Je suis maintenant sergent depuis quelques jours.

Un flic du centre-ville dans Westmount!

Assis à mon bureau, je contemple le bel escalier en marbre qui mène au second étage, celui de la cour municipale. Il n'y a pas si longtemps, les policiers n'y avaient pas accès. Ils devaient passer par l'escalier de secours situé à l'arrière de la bâtisse. Le grand François, un des francophones du groupe, vient s'asseoir à mes côtés.

-Pis le sergent tu t'habitues?

-Moi oui, eux, pas sur!

Quand je dis «eux», je parle de quelques officiers anglophones qui malgré leur affabilité me trouvent menaçant. En fait, ce n'est pas seulement ma présence, mais la présence de plusieurs francophones, qui depuis l'intégration viennent perturber la paix sociale. Westmount, le poste 23 de la C.U.M. englobe maintenant une partie de Saint-Henri et pour ces beaux messieurs qui ne se rendaient pas jusque là, c'est difficile à prendre. Dès mon arrivée, un vieux sergent était venu m'expliquer comment ne pas faire de vagues, pauvre lui, il venait de frapper le mauvais gars.

Dès mon arrivée, un vieux sergent était venu m'expliquer comment ne pas faire de vagues, pauvre lui, il venait de frapper le mauvais gars.

-Ils ne sont pas ben méchants...

-On verra!

Ici, le matin, c'est encore la levée du drapeau avec des musiques exotiques, des trucs comme le God save the Queen, accompagné du salut militaire. Mon lieutenant avec qui j'ai travaillé au poste 4 de l'époque est lui aussi un peu mal à l'aise avec tout ça, mais comme il veut monter dans l'échelle sociale, il ne va pas en faire un plat.

Tiens, voilà Maurice, faut prononcer Morisss ! Maurice, c'est un gros chat tigré jaune. C'est la mascotte du poste. Il a été recueilli par des citoyens qui l'on amené au poste de police. Depuis ce temps, Maurice fait la loi dans cette bâtisse. La preuve, c'est que lorsqu'il monte se coucher sur le bureau du juge, les procès s'arrêtent. Aussi bête que ça!

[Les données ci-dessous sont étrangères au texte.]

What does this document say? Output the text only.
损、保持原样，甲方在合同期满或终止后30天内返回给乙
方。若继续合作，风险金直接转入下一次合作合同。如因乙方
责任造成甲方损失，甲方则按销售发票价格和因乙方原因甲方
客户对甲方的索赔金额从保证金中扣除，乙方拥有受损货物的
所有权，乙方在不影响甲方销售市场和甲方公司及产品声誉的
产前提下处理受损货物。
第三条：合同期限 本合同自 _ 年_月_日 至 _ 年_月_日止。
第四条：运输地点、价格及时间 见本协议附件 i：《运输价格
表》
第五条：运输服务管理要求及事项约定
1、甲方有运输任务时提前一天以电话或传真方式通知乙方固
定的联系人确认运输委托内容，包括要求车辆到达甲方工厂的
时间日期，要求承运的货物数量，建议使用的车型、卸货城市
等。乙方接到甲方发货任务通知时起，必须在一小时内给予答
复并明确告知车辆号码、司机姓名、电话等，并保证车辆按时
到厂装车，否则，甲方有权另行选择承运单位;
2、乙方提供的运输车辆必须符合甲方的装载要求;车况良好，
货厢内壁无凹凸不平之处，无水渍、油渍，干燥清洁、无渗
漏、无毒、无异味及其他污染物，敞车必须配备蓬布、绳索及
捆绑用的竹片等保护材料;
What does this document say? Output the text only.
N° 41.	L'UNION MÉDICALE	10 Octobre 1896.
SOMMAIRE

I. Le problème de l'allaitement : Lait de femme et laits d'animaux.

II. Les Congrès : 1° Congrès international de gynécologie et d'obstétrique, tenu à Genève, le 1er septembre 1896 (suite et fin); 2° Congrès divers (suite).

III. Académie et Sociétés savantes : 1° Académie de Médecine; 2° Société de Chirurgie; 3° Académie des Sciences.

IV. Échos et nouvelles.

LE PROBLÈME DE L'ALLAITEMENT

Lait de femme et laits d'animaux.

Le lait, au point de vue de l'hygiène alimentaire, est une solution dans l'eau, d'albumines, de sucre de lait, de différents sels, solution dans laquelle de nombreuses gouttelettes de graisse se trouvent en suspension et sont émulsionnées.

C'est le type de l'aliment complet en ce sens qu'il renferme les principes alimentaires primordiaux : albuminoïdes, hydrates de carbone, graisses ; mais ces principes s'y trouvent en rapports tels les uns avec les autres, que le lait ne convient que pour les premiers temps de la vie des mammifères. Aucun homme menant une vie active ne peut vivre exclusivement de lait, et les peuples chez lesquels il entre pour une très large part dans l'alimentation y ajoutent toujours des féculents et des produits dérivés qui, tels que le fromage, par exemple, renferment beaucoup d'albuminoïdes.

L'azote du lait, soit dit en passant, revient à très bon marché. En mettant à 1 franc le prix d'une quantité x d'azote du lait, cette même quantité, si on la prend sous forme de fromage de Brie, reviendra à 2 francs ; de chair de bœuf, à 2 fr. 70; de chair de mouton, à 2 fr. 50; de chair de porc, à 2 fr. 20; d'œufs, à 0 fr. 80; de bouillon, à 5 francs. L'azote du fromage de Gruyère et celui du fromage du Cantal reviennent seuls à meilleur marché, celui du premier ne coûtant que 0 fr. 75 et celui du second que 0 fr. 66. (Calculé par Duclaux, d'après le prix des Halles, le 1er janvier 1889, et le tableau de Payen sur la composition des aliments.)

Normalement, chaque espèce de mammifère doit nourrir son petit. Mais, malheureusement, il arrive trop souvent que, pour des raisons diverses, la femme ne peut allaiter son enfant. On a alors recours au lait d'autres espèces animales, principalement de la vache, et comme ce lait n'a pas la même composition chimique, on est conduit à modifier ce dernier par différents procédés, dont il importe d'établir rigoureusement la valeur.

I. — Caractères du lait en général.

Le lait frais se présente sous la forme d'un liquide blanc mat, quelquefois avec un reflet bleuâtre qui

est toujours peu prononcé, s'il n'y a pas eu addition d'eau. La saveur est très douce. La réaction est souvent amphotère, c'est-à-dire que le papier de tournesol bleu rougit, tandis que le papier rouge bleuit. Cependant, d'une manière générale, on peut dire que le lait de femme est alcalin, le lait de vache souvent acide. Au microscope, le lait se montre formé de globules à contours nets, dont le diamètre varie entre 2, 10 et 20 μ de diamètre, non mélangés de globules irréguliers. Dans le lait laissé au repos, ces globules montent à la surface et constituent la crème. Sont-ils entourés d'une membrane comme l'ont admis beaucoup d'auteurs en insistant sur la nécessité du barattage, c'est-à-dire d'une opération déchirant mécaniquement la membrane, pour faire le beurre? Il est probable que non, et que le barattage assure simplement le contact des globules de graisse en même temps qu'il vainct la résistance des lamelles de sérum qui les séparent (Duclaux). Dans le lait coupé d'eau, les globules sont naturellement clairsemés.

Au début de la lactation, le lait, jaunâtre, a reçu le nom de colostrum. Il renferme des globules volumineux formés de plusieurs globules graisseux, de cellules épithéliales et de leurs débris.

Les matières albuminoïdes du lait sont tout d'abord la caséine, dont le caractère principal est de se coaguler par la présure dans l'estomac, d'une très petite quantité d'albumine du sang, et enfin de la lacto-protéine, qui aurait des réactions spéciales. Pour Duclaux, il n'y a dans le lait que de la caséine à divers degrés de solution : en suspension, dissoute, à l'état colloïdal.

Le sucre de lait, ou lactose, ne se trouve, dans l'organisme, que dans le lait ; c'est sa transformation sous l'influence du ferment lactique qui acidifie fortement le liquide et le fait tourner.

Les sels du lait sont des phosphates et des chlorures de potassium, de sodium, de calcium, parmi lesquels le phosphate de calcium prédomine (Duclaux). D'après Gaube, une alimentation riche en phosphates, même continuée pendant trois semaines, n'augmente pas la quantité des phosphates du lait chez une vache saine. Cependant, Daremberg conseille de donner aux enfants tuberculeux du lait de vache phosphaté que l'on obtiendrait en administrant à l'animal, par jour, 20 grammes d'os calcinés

Maurice est déjà un aristocrate, il ne s'arrête pas pour les flics, juste les mémés et les gens de la haute. Il a déjà compris que nous n'étions que de la piétaille.

Mon lieutenant arrive du grand bureau, celui du directeur.

-T'as l'air de t'ennuyer ! Veux-tu aller sur la route et apprendre à connaître

le secteur.

-Si tu veux, ici c'est comme pas très occupé.

Bonheur et joie, me voici sur la route à découvrir mon nouvel univers. Tiens, un appel intéressant. Un homme violent près de la rue Sherbrooke. Je cours assister. À mon arrivée, les deux policiers y sont déjà, deux grands bonshommes anglophones, mais francophiles, des gars qui aiment travailler. Ils me regardent descendre de l'auto avec un sourire complice.

-Une chance que tu arrives sergent, on avait de la misère avec lui.

Lui, c'est un ivrogne de cinquante kilos tout mouillé, il vient d'être expulsé d'Alexis Nihon, le centre d'achat du moment. Pas très drôle d'être clochard de l'autre côté de la rue Atwater. Ici, pas de cloche, pas de mendicité, ça fait déplacé.

-On va aller le reconduire à l'armée du Salut, boss.

-C'est ok...

Gentille façon de régler le problème, il n'embaumera pas les cellules aseptisées et les gens là-bas sauront quoi faire avec lui.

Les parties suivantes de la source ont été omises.